Aasiya lectures in Media at the University of Westminster and is a former BBC Radio producer. She is currently writing a book on colonial ideologies and mid-twentieth century media which explores Stuart Hall’s earliest engagements with BBC Radio. Aasiya also joined sound artist Trevor Mathison at Highgate Cemetery to discuss his SHF commissioned artwork ‘The Conversation Continues: We Are Still Listening’. 

Associate

Ruth Ramsden-Karelse

Ruth Ramsden-Karelse is a Research Fellow at the ICI Berlin Institute for Cultural Inquiry and an Associate of the University of Manchester’s Centre on Dynamics of Ethnicity (CoDE) and the Stuart Hall Foundation. In January, Ruth completed her DPhil in English at the University of Oxford, with the support of the inaugural Stuart Hall Doctoral Studentship. Centring on South African communities that were legally classified ‘Coloured’ under apartheid, her research maps the worldmaking work of self-described gays and girls, from 1950 to the present, with a focus on depictions of Cape Town’s lost District Six. Ruth’s writing has appeared in publications including GLQ: A Journal of Lesbian and Gay Studies.

Associate

Derron Wallace

Derron Wallace is an assistant professor of sociology and education at Brandeis University and research fellow at the Centre on the Dynamics of Ethnicity at the University of Manchester. He is a sociologist of race, ethnicity and education who specializes in cross-national studies of academic and police profiling, focusing specifically on the experiences of Black youth.
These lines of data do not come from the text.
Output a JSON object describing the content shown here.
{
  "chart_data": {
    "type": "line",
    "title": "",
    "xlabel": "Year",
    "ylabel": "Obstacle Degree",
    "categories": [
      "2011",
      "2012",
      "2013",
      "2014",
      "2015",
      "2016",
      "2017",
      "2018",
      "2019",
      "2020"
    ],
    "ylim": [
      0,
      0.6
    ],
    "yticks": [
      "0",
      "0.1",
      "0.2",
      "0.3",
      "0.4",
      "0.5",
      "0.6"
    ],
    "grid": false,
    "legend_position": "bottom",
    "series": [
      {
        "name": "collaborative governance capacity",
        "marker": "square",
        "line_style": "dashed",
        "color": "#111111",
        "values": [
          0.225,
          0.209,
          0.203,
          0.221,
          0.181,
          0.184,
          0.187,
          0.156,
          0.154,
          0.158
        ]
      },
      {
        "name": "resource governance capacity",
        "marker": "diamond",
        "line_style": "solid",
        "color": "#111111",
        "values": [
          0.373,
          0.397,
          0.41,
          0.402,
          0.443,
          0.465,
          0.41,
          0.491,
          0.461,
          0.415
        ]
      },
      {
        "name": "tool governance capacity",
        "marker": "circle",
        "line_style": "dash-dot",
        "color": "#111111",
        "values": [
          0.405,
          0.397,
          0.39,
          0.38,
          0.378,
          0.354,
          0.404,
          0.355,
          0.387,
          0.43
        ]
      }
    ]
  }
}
He is the author of the forthcoming book,The Culture Trap: Ethnic Expectations and Unequal Schooling for Black Youth (Oxford, 2023). His research has been supported by the US-UK Fulbright Commission, the National Academy of Education, the Spencer Foundation, the Andrew W. Mellon Foundation, and the Hutchins Center for African and African American Research. Prior to joining the Brandeis faculty, he served as a professional community organizer in London, working on youth safety, living wage, fair housing and immigrant rights campaigns.